(a) Null hypothesis, H0, is that held by medical literature (μ=count 7250/mm3 white cells) and applying to all places.
Alternative hypothesis, HA, is that μ≠7250/mm3. (Not the specific value 4850/mm3.)
(b) Test statistic is the mean of the sample, μ, indicative of the population mean. Is it significantly different from what the books say?
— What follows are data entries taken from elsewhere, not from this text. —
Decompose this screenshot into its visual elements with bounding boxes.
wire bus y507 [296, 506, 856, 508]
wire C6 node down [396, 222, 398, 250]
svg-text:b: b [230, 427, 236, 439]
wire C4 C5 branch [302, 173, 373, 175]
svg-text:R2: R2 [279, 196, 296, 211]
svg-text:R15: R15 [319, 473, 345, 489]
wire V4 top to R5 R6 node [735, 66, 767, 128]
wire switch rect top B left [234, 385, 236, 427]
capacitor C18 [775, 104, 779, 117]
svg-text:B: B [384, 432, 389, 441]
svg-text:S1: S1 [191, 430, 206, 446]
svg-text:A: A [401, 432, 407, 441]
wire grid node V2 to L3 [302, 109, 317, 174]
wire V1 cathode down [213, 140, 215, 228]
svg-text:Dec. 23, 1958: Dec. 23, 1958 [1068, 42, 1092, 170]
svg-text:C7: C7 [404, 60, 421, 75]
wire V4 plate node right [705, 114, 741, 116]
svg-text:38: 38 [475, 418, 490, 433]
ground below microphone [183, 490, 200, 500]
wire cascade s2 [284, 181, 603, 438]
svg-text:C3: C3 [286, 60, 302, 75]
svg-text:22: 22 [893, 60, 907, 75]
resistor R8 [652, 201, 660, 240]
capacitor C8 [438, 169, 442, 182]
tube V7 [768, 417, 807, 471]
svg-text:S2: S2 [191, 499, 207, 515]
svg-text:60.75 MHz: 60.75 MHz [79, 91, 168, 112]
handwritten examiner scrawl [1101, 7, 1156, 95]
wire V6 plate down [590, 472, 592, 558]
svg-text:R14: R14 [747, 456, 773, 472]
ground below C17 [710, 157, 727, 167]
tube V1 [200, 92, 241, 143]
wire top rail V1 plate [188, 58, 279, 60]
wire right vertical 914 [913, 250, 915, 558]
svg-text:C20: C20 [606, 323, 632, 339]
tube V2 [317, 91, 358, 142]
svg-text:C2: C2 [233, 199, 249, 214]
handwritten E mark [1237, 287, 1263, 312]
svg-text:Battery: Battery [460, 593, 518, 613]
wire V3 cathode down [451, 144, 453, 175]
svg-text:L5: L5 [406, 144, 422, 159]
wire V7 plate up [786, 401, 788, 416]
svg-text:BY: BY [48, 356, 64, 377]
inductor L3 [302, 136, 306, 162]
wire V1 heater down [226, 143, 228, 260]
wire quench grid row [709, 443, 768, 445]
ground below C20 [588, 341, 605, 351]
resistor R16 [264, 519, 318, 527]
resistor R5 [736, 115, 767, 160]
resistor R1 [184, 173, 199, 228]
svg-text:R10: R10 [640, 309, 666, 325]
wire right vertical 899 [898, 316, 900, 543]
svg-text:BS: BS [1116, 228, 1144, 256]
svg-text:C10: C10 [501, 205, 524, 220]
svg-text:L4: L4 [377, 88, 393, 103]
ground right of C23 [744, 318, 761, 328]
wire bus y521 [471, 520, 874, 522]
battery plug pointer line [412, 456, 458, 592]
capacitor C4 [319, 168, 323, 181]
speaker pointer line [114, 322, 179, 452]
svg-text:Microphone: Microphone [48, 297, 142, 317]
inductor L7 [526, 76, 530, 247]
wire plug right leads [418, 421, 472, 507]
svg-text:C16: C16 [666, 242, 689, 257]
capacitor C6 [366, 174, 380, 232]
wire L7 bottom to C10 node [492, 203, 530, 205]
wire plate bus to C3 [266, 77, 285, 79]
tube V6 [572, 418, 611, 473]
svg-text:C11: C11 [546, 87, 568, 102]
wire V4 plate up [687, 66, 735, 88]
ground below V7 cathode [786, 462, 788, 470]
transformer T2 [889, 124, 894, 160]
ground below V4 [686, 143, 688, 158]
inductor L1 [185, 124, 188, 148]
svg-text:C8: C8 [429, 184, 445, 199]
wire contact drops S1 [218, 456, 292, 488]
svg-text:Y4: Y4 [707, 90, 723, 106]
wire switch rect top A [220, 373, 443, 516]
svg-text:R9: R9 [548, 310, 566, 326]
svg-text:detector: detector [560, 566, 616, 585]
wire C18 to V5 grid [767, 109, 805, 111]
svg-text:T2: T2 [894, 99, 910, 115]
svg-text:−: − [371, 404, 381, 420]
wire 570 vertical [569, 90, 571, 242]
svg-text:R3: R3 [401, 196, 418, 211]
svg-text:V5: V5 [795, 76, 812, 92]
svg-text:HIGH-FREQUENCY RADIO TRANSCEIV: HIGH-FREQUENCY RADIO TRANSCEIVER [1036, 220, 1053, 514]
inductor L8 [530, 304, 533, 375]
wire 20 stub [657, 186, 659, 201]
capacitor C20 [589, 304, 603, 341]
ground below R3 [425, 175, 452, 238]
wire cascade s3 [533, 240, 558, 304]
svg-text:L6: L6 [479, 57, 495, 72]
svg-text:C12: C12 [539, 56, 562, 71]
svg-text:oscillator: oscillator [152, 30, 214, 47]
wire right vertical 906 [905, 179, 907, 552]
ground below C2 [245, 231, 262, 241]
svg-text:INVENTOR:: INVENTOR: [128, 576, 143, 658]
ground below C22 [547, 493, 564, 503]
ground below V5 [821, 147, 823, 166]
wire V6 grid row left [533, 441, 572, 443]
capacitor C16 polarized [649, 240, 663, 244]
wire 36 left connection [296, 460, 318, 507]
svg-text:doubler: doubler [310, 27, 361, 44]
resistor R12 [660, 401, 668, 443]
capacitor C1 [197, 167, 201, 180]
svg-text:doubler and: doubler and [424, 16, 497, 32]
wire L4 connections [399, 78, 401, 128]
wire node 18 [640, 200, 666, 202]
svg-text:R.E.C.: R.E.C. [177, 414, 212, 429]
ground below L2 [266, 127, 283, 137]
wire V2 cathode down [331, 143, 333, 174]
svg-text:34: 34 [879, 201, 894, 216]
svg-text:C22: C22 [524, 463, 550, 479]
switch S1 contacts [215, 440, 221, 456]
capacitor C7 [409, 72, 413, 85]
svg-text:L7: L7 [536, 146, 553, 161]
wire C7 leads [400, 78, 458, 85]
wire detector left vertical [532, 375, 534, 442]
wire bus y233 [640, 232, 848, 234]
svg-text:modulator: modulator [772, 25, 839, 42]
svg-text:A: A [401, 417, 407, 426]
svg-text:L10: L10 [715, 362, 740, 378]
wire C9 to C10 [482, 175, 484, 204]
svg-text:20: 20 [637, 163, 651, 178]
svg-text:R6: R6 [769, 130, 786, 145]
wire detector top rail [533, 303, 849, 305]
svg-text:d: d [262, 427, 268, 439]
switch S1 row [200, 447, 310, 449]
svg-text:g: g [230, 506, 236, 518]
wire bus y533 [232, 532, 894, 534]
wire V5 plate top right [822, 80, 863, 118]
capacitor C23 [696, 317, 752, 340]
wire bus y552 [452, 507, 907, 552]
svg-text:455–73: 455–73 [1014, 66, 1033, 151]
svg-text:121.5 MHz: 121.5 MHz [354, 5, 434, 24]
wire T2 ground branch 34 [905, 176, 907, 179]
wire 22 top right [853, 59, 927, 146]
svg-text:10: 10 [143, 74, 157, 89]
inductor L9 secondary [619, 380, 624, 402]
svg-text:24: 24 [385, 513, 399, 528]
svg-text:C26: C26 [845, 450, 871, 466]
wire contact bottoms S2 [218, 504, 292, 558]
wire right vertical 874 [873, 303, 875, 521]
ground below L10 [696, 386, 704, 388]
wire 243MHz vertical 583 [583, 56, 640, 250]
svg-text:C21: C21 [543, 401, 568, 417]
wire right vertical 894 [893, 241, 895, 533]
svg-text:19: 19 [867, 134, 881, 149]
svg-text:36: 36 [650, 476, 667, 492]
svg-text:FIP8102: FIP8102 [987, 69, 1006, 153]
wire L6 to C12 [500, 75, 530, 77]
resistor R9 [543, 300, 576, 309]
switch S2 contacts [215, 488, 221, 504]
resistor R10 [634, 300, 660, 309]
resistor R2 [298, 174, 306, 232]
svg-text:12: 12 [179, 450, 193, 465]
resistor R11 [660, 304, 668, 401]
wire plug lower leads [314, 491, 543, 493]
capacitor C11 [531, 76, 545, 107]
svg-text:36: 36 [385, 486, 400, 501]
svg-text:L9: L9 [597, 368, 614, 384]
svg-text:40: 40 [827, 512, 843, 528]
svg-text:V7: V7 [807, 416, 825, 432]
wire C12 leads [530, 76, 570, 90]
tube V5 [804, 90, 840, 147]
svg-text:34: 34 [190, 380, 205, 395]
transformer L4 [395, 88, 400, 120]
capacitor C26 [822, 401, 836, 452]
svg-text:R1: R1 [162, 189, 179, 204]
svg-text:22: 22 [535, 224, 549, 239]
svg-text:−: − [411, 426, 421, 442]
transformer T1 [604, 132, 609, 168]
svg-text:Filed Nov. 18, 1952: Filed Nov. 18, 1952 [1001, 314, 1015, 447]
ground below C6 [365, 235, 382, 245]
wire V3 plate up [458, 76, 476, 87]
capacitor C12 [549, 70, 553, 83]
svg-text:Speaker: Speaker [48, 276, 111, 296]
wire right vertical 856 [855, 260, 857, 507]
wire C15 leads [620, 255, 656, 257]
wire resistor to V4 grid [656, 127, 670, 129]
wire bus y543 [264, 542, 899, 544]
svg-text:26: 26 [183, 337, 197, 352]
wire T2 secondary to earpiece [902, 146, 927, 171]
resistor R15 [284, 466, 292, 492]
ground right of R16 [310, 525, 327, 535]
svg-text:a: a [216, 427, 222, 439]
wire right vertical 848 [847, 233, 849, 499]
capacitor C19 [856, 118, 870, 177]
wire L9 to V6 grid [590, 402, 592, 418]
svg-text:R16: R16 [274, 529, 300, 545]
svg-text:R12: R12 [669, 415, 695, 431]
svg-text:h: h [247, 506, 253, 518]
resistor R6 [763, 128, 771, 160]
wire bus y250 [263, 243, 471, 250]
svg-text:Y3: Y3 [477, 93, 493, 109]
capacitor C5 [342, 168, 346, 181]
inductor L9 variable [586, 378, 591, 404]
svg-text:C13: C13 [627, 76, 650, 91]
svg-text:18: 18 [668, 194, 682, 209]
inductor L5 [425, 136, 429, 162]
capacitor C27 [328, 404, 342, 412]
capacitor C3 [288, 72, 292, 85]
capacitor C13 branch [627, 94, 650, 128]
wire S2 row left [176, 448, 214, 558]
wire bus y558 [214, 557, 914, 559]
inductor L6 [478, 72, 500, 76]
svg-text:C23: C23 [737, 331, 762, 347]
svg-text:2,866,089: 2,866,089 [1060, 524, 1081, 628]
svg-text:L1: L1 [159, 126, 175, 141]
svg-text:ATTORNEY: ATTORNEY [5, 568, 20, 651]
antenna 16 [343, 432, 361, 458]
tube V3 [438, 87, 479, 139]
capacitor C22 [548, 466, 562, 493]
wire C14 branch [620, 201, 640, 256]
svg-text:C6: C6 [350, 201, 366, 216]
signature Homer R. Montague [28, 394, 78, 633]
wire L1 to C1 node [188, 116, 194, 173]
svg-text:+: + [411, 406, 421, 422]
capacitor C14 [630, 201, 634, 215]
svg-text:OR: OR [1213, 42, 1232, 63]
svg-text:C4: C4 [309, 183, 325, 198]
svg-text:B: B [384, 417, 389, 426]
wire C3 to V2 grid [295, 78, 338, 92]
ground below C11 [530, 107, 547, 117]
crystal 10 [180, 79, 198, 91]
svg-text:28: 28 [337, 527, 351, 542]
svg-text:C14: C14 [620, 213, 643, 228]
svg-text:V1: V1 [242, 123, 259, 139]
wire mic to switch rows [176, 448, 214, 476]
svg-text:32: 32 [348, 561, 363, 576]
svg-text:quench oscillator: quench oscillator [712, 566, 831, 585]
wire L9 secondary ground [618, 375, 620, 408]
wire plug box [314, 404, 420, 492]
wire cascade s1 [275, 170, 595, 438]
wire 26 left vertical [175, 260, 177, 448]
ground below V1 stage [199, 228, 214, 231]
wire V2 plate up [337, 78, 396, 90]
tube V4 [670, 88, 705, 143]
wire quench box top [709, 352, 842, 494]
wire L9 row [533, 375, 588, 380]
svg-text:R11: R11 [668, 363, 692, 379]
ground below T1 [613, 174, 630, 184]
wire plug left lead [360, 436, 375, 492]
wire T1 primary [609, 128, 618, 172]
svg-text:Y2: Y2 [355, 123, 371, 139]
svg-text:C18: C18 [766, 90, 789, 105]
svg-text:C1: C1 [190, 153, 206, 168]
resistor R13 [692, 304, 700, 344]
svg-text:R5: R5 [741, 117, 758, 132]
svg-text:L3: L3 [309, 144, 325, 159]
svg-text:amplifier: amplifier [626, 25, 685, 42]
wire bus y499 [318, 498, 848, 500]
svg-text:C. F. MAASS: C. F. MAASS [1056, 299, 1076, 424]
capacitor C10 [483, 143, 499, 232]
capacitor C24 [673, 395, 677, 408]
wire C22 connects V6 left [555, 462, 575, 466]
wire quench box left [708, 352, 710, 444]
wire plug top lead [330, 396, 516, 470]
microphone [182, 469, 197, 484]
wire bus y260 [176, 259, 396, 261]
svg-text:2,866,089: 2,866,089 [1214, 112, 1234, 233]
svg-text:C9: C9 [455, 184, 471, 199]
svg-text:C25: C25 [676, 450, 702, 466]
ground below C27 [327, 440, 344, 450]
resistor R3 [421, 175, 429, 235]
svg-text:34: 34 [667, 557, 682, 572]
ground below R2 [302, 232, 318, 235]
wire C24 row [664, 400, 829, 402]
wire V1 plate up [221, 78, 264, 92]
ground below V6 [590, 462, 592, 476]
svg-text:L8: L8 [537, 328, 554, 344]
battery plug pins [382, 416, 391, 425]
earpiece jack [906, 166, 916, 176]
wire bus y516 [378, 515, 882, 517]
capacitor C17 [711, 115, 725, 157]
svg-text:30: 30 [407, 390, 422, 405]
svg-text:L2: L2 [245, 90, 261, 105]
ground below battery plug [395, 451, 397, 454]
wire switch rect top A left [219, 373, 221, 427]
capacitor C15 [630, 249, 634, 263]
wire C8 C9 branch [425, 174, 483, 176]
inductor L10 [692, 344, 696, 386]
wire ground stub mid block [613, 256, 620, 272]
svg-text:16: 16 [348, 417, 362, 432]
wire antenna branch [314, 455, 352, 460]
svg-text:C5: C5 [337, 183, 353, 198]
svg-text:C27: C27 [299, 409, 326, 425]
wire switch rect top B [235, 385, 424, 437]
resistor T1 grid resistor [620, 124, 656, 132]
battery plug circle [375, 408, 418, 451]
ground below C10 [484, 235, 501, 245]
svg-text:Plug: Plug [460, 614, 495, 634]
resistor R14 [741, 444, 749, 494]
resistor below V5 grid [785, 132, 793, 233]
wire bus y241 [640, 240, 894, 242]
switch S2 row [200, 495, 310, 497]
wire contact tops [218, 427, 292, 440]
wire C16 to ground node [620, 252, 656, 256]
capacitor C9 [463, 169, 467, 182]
(c) The sample standard deviation has to be adjusted because of the sample size 15. σ for the population is estimated from the sample standard deviation=2500/√15=645.5/mm3. The sample size gives us the number of degrees of freedom (DOF) to apply=15-1=14 and we use t-distribution tables to determine the critical value. We also need to know the significance level or confidence level to be applied. If the confidence level is 95%, the significance level is 5%. No significance level has been given.
If we assume 95% is a sufficient confidence level, then, since HA is μ≠7250/mm3, we are testing for less than or greater than, which is a two-sided approach so 95% has to cover both sides of the mean and the significance level is halved to 2.5%. The t-distribution table gives 2.145 as the critical value of standard deviations from the mean when DOF=14. The difference between 7250 and 4850=2400/mm3, which is 2400/645.5=3.72 standard deviations from the mean, exceeding the critical value. We conclude that H0 is to be rejected, so we're reasonably confident that the average white cell count is not 7250/mm3.